A ação é um forte golpe contra uma organização criminosa local, focada no desmantelamento da sua estrutura financeira e logística utilizada para o tráfico de drogas e a lavagem de dinheiro.

A força-tarefa, que contou com a atuação integrada do Ministério Público, Polícia Militar, Polícia Judiciária Civil, Polícia Penal e Sistema Socioeducativo, está cumprindo diversas ordens judiciais expedidas pela Justiça.
O principal foco da Operação “Boca Vermelha” é atingir o patrimônio ilícito da facção. Foram expedidos cinco mandados de prisão preventiva e seis mandados de busca e apreensão em diversas empresas que, segundo as investigações, estavam diretamente ligadas ao crime organizado.
A Justiça também ordenou o bloqueio das contas bancárias de cada empresa investigada.

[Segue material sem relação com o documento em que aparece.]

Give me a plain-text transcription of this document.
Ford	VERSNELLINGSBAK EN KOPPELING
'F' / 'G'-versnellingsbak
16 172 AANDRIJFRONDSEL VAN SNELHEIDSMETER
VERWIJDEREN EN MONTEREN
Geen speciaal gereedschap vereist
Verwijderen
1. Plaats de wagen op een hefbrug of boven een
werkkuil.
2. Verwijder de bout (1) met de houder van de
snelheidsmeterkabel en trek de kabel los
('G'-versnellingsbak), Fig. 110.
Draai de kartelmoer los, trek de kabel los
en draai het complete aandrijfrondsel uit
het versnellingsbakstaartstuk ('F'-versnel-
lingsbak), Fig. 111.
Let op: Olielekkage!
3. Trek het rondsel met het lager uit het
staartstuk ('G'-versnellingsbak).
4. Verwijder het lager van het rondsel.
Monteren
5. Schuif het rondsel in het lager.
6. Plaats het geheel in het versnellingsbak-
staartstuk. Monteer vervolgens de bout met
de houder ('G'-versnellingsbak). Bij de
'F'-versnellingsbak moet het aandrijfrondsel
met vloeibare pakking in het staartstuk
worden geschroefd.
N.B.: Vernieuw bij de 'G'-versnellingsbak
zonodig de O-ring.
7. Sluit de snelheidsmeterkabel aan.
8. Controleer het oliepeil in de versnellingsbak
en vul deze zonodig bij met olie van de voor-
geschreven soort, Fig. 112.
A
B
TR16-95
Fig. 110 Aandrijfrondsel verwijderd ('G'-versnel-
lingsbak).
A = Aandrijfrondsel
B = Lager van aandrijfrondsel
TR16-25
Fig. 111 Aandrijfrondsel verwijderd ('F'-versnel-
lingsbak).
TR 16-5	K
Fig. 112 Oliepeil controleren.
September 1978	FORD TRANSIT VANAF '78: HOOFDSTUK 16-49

O valor do bloqueio pode chegar a R$ 500 mil por envolvido, visando descapitalizar a organização. Além disso, foi determinada a comunicação imediata à Receita Federal para a suspensão dos respectivos CNPJs das empresas de fachada, impedindo que continuem a operar legalmente.

EMPRESAS DE FACHADA E TRIBUNAL DO CRIME EM PROSTÍBULOS
As investigações revelaram que o grupo criminoso utilizava uma complexa rede de empresas como fachada para encobrir suas atividades ilícitas, principalmente o tráfico de drogas e a lavagem de dinheiro.
Um dos aspectos mais chocantes da descoberta é que três prostíbulos estavam sendo utilizados pela facção. Esses locais não serviam apenas para lavagem de dinheiro e venda de drogas, mas também funcionavam como a base física para a atuação do “Tribunal do Crime”, onde eram realizados julgamentos e punições sumárias contra membros ou rivais.
A Polícia Civil segue investigando os desdobramentos da operação para identificar outros possíveis envolvidos.